Preprocedural planning using CT scan has become standard for pre-TAVI assessment, providing detailed three-dimensional visualization of aorto-iliofemoral anatomy. The minimum luminal diameter required for femoral access varies by valve type; for Medtronic valves, a minimum diameter of 5 mm is specified for the Evolut, Evolut Pro, and Evolut PRO+ valves (Medtronic, Minneapolis, MN, USA). In patients with complex vascular anatomy and severe calcification, IVL has recently emerged as an effective strategy to facilitate TF access. By generating pulsatile sonic pressure waves, IVL fractures medial calcium while preserving soft vascular structures, thereby allowing controlled vessel expansion at low inflation pressures.

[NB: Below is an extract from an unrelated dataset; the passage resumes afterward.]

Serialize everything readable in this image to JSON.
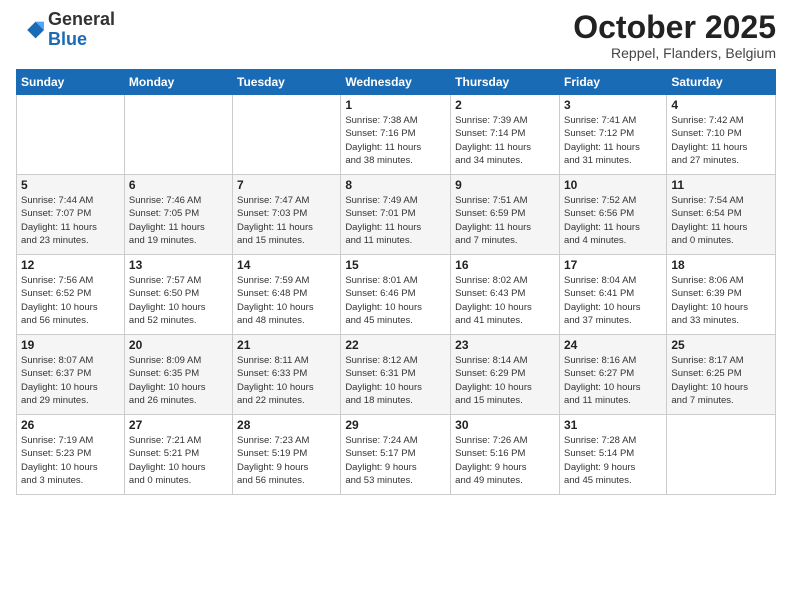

The Disrupt PAD studies highlight the efficacy and safety of IVL, demonstrating lower rates of complications such as arterial dissection, residual stenosis, and stent placement requirements compared to routine angioplasty [7]. This success is attributed to lower maximum inflation pressures (4 atm) and the atraumatic fragmentation of medial calcium. Clinical experience with IVL in the TAVI setting is progressively expanding. In the largest multicenter European registry, Nardi et al. demonstrated that IVL-assisted transfemoral TAVI achieved 100% success in valve delivery and a 98.2% overall procedural success, with a low rate of major vascular complications, thereby confirming its safety and efficacy in patients with severely calcified iliofemoral disease [8]. More recently, Linder et al. compared IVL-TAVI with transaxillary access in patients with hostile iliofemoral anatomy and reported a higher technical success (93.3% vs. 81.8%) and significantly fewer safety events at 30 days (10.0% vs. 31.8%, p = 0.047) in the IVL group, supporting IVL as a strategy that both expands transfemoral indications and mitigates risks associated with alternativoke access routes [9]. In our case, IVL was crucial to safely dilate the subrenal abdominal aorta, enabling the advancement of a large-bore delivery system despite extensive calcific disease. Importantly, the most distinctive feature was the use of the largest available IVL balloon (L6, 12 mm) in the subrenal abdominal aorta, rather than being confined to the iliac or femoral arteries as commonly reported. This case underscores the potential of IVL not only in facilitating device passage through peripheral access vessels but also in the abdominal aorta, where extensive calcification and severe stenosis would otherwise preclude transfemoral TAVI.
4. Conclusions
Aortic stenosis is the most common acquired valvular heart disease in the elderly, often complicated by multiple comorbidities and challenging vascular anatomies. This case illustrates the feasibility of transfemoral TAVI in the presence of porcelain aorta and severe subrenal abdominal aortic stenosis, made possible through IVL. Importantly, IVL proved not only useful in facilitating device passage through femoral and iliac arteries, but also feasible and effective in the abdominal aorta, thereby further broadening the therapeutic horizon of this technology. Careful pre-procedural planning combined with IVL enabled the safe advancement of a large-bore delivery system, avoiding the need for alternative access routes. These findings reinforce the growing role of IVL in expanding transfemoral TAVI indications and providing minimally invasive solutions for high-risk patients with hostile iliofemoral anatomy.